I recently attended the Nordic-Baltic Security Summit in Tallinn, where I presented on two areas that I have been working on for a very long time – Data Supply Chains, blockchain and the security implications of both. I have been growing quite concerned about data supply chains for several years. In this blog, rather than give a summary of the event, therefore, I decided I would give a bit more detail about these concepts. While I work in an academic context, the impact of these data supply chains is not theoretical – it is real, and the possible consequences are increasingly having an impact on peoples’ lives. As usual, before I gave a presentation on data supply chains, Facebook very kindly decided to illustrate why they are so important the day before the event.

Dr. Catherine Mulligan, Nordic-Baltic Security Summit (Estonia, April 2019)

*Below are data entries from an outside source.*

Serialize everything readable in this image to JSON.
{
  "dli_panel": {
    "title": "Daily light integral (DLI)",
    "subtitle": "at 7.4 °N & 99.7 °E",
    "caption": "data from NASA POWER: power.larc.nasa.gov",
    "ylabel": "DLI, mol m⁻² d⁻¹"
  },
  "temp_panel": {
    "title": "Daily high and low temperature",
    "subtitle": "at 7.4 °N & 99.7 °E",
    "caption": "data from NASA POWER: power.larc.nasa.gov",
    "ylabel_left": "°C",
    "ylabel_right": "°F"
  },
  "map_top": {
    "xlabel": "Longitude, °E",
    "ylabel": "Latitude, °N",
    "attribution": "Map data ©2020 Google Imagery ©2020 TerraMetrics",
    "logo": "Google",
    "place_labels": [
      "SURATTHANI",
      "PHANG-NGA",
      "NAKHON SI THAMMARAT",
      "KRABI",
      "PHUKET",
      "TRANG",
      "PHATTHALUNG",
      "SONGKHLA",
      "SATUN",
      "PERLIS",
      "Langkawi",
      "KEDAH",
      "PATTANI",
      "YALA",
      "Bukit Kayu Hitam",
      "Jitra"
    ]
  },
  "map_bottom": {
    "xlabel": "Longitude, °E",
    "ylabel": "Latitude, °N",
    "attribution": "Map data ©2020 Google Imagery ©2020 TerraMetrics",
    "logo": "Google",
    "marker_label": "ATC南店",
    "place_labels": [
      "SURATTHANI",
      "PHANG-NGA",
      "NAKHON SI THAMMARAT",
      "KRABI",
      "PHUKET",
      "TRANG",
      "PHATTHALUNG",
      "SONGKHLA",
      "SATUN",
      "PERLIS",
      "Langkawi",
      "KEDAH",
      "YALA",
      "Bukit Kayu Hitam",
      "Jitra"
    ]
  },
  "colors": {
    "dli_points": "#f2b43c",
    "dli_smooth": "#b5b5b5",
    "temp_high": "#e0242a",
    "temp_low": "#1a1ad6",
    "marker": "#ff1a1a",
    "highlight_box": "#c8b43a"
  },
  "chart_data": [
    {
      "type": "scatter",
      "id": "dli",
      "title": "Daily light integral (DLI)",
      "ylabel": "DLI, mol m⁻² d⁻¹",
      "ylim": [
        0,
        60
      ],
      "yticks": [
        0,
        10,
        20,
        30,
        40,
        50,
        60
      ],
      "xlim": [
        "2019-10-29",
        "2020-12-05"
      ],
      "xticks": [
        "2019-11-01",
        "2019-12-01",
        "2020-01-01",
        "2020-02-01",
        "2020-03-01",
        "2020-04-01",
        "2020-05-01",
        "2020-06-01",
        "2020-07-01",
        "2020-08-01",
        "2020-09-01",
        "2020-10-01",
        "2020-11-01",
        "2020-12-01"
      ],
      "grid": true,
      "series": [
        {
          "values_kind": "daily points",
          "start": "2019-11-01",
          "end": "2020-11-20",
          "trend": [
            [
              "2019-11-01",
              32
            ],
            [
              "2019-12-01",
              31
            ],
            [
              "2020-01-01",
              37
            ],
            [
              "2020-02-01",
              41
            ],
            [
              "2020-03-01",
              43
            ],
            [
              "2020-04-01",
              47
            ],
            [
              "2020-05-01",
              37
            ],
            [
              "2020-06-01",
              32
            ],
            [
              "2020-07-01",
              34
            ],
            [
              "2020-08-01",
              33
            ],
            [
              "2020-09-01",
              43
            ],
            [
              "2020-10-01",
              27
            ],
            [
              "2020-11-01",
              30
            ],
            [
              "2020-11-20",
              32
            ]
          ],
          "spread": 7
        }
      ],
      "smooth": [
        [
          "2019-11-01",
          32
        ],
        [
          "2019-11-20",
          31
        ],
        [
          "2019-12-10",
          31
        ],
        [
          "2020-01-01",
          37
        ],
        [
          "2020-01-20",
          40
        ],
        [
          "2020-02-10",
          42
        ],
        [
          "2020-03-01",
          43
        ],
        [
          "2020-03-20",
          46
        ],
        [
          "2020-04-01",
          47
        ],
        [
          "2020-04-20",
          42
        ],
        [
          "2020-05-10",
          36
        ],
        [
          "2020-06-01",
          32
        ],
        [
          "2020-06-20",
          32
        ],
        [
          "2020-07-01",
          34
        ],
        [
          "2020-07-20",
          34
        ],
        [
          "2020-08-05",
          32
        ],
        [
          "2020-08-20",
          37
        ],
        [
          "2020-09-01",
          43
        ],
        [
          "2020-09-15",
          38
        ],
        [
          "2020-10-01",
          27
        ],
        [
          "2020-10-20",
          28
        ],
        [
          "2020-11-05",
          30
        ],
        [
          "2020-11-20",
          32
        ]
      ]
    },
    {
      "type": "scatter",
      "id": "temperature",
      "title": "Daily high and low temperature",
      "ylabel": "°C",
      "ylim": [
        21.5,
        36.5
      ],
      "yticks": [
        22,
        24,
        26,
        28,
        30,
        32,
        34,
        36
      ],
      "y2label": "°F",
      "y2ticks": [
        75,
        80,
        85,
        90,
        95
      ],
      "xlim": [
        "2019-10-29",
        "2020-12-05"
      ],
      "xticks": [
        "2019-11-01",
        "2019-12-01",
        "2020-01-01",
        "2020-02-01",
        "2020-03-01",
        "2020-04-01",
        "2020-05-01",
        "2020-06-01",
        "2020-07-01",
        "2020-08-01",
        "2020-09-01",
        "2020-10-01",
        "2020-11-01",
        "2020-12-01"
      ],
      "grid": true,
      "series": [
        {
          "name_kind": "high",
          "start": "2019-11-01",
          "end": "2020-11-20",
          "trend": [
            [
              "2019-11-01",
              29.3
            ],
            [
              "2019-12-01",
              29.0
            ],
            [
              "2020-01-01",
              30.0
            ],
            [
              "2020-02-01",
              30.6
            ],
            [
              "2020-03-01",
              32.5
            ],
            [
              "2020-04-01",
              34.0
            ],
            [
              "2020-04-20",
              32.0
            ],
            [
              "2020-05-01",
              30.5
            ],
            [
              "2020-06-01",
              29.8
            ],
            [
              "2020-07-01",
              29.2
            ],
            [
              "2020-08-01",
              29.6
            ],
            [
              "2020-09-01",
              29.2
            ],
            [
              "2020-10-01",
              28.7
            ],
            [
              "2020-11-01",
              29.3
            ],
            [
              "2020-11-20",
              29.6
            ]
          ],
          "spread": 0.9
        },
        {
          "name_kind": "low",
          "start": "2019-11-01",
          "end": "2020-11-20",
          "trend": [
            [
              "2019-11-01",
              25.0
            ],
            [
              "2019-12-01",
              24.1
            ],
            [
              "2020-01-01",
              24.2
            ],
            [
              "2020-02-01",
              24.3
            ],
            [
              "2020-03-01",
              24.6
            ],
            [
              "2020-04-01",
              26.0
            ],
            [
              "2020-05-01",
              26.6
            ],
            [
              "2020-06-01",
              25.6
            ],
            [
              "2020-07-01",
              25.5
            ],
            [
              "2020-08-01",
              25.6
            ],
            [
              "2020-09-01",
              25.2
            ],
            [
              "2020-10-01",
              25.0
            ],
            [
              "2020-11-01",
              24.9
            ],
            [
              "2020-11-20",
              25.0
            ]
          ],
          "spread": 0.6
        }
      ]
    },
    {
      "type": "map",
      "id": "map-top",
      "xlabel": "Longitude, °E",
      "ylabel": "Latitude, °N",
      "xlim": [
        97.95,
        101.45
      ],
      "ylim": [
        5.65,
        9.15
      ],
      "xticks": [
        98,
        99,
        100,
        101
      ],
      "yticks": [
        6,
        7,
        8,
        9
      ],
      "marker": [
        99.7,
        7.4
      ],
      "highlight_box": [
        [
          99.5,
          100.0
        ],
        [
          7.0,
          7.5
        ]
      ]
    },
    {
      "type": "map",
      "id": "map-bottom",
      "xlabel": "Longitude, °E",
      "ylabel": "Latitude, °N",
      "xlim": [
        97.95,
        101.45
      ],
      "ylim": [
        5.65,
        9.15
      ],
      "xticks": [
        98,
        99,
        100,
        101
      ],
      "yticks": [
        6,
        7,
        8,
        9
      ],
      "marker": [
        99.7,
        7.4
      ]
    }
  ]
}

The world needs urgent collaboration around these issues immediately – the risks emerging because of data should be equated to those of nuclear energy – a possible positive tool that also has monumentally detrimental capabilities. We must start the work required to balance the negative aspects of technology with the possible positive ones and implement correct controls; understanding the role of data supply chains is the first step in that process.

The real-world impact of these new types of the supply chain is one of the reasons I am so excited about working with GovTech Lab on the projects we have planned and the great team that has formed around it. There’s lots of work to do, and I can’t think of a better place to do it from!

Data Supply Chains, Risk and Security

I’ve first started working on data supply chains in about 2006 – it had become evident that a new form of economic activity was emerging around data and Open APIs. This emerging phenomenon contained inherently the same issues of inequality, the balance of power as in usual physical supply chains like coffee or chocolate. I eventually named this an “Information-Driven Global Commodity Chain” and published a book on it in 2011. Since 2006, I have amassed 13 years’ worth of data and analysis of these supply chains and been investigating the new issues they raise for both economics and the commercial world – how would these need to evolve to respond to the new means of organising the world’s economy?  How do we as engineers need to adapt and change as the systems we are building become more critical to our society and economy?

Merely put a data supply chain is a supply chain that is made up of data. What does that look like? One is illustrated below: Figure 1: An Information-Driven Global Commodity Chain (Mulligan, 2011)

On the far left, we have inputs such as IoT data from sensors from a variety of different companies, the data stored about consumers in the corporate databases, or the data exhaust that comes from an end-users’ mobile phone data using an Android or an iPhone. We can see data supply chains everywhere and most often they have been used to serve adverts to people. There are, however, numerous other use cases and this is what can be seen with the Facebook example above or the example of Google data being used to identify possible suspects in a crime. Data submitted to Facebook has been sold or given to third parties, who have then stored it without proper security protection. No one seems to have been adversely affected so far – but what if they had been? What if user account data had been used to track and trace people, find out where they live or for identity theft? Who is responsible for the possible negative consequences of such activities?

Google, meanwhile, has received requests from law enforcement to provide data on whose mobile device has been in the location of a crime – this is another type of data supply chain – the one associated with national surveillance. There have already been several examples of innocent people being arrested with this type of data.

There are, therefore, many issues that remain to be fully understood in data supply chains. In some previous research through an EPSRC grant, we laid out the research agenda for data supply chains and compared and contrasted them to existing physical supply chains. A summary is illustrated below:

Adapted from Gurguc, Z., Mulligan, CEA, Journal of International Production Economics, 2018

So, where we have well-established rules of engagement for physical supply chains, and they are well-studied and relatively well understood, we are still in need of a more detailed research agenda for data supply chains to be delivered on by the economics, technology and policy communities. This needs to happen as soon as possible to assist our society’s transition towards a digital economy.

Insurance and Consent

Insurance is the lifeblood of a business – without insurance, many companies can’t operate. If I were an insurer looking at some of the data business models in the world today, I would start to ask myself one question – “how can I quantify the risk associated with such data supply chains?” What is the possible liability for something terrible happening because of third parties taking data and misusing it? A critical question that really needs to be understood therefore is the pricing of risk associated with data supply chains. This remains an extensive research question right now.

A second question that needs answering is how we create data supply chains that enable people to use the benefits of digital technologies while minimising the use of associated data exhausts without peoples’ knowledge – and in some cases consent. This requires data supply chains that can manage and control provenance of data, provide assurances that the data has not been manipulated in transit and that the correct permissions are in place to use the data in the context of that supply chain. The context of the data supply chain can therefore also change the type of manner of data usage within it.  These are some of the complex technical and policy issues we are addressing in GovTech Lab.

In another blog, I will further discuss the concepts of Software Supply Chains – which are distinct from data supply chains – and the need to successfully manage and control those in an era of heightened software security and geopolitical tensions.